Sur le volet de la consommation énergétique en exploitation, les bâtiments doivent aussi garantir une consommation minimale d’énergie et une conception bioclimatique, on l’oublie souvent, est la première étape d’une construction durable, privilégiant au maximum les solutions passives pour chauffer et rafraîchir les bâtiments. Dès l’étape de conception, il est important d’intégrer les évolutions climatiques et de les intégrer aux simulations thermiques dynamiques afin que les bâtiments d’aujourd’hui soient toujours adaptés aux futurs écosystèmes.

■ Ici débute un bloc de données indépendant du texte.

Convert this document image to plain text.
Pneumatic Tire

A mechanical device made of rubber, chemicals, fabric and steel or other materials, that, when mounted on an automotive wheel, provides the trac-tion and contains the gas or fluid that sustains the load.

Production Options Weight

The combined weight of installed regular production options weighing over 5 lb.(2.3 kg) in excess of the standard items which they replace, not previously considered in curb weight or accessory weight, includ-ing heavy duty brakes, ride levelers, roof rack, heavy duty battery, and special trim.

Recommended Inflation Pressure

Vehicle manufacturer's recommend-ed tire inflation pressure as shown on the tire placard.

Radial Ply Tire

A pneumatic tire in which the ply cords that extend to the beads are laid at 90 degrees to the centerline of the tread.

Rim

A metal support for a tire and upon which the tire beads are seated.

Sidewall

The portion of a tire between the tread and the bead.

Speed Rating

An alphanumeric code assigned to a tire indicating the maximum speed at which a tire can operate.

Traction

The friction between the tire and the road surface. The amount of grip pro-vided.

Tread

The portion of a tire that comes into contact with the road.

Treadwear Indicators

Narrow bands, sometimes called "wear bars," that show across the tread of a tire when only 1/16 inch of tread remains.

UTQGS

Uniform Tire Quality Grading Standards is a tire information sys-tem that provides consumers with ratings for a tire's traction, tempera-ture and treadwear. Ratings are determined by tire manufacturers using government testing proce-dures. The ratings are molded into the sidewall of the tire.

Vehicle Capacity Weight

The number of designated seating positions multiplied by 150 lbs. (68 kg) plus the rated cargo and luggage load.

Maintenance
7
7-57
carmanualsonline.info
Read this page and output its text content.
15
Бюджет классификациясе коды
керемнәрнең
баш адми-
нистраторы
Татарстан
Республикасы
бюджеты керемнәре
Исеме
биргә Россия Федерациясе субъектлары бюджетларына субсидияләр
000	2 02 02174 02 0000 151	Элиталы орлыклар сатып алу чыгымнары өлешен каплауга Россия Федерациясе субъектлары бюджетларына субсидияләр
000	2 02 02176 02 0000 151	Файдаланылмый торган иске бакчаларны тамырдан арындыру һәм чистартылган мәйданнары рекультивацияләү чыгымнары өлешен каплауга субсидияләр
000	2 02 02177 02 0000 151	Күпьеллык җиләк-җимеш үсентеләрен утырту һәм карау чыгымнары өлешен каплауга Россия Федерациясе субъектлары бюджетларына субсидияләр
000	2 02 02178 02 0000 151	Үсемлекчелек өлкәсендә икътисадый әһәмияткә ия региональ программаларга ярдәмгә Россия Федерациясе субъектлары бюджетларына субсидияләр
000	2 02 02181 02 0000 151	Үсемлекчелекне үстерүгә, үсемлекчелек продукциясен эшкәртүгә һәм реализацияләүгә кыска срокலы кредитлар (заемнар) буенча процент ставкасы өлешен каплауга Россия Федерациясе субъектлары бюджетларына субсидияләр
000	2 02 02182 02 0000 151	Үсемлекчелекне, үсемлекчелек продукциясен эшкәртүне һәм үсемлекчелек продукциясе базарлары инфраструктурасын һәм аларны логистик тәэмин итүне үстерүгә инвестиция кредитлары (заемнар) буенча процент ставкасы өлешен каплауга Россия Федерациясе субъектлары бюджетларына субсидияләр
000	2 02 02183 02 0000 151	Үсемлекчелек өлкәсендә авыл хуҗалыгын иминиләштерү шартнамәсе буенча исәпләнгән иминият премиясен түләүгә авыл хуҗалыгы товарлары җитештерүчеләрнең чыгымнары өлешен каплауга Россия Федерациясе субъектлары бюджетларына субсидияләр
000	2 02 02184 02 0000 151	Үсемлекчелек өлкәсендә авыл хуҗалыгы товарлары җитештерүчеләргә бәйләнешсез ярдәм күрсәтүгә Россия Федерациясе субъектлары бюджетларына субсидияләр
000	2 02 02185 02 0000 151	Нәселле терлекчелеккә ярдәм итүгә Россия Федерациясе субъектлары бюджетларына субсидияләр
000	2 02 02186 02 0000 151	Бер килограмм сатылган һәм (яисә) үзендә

Les solutions que je viens d’évoquer concernent la limitation de notre contribution au réchauffement climatique, mais nous devons être conscients des changements et risques qui ne vont cesser d’augmenter. Ces thématiques sont encore peu traitées aujourd’hui. Nous pouvons par exemple évoquer la problématique des îlots de chaleur urbains : le développement d’espaces verts sur les projets de bâtiments et les aménagements urbains est indispensable pour le rafraîchissement des villes. L’anticipation des inondations est également un sujet émergent que nous devons traiter : les dispositifs de rétention d’eau et d’infiltration doivent être intelligemment conçus dans les aménagements paysagers et nous devons concevoir des projets qui pourront supporter des inondations ponctuelles dans les zones à risques, lorsque les installations de rétention ne seront pas suffisantes. Réaliser les niveaux inférieurs dans des matériaux qui supporteront une immersion et installer les systèmes techniques dans des espaces qui seront épargnés par une éventuelle montée des eaux sont par exemple des pistes de réflexion.

 

SH : Il faudrait promouvoir l’utilisation de ressources et d’énergies locales, quelle serait l’économie circulaire du bâtiment et les expérimentations locales allant dans ce sens ?

EM : On entend de plus en plus parler d’économie circulaire : nous sommes confrontés à un monde où l’on a pris l’habitude de consommer les ressources de façon éphémère. Le secteur du bâtiment produit énormément de déchets dus à un renouvellement extrêmement rapide du stock : nous sommes passés de d’édifices presque éternels à des constructions que l’on détruit parfois au bout d’une dizaine d’années. Je pense notamment aux bâtiments de bureaux dont la durée de vie constatée est de plus en plus courte. Nous devons repenser le modèle classique de l’économie linéaire où les matériaux deviennent déchets et, en les voyant plutôt comme des ressources, travailler à réinjecter les produits obsolètes sur certains bâtiments dans de nouveaux projets, le plus localement possible afin d’éviter les impacts environnementaux liés au transport. L’idéal serait d’avoir une visibilité sur les chantiers de construction ou de déconstruction sur un même territoire, afin de pouvoir relier l’offre et la demande. Nous savons déjà réemployer certains types de matériaux et devons poursuivre les expérimentations afin de généraliser ces pratiques. Nos voisins Belges et Néerlandais sont bien plus en avance que nous sur le sujet, et nous avons beaucoup à apprendre d’eux !

 

SH : Comment construire une ville numérique à visage humain ?

EM : Le numérique a certes de nombreux avantage et permet de concevoir des bâtiments ou services intelligents, mais il faut rester conscient que la multiplication de capteurs, composants électroniques, etc induit un effet contreproductif en impliquant d’autres impacts environnementaux à d’autres moment du cycle de vie des installations. La numérisation doit donc se développer avec parcimonie et intelligence. Dans certains cas la digitalisation excessive va contre le bon sens et contre un côté humain. Tout est question de mesure, et il s’agit de s’adapter au contexte, à l’échelle et aux enjeux de chaque projet afin d’y étudier la pertinence d’outils numériques. Il est important de retenir qu’une bonne conception passe par un maximum de solutions passives et tous les systèmes supplémentaires mis en œuvre doivent rester secondaires.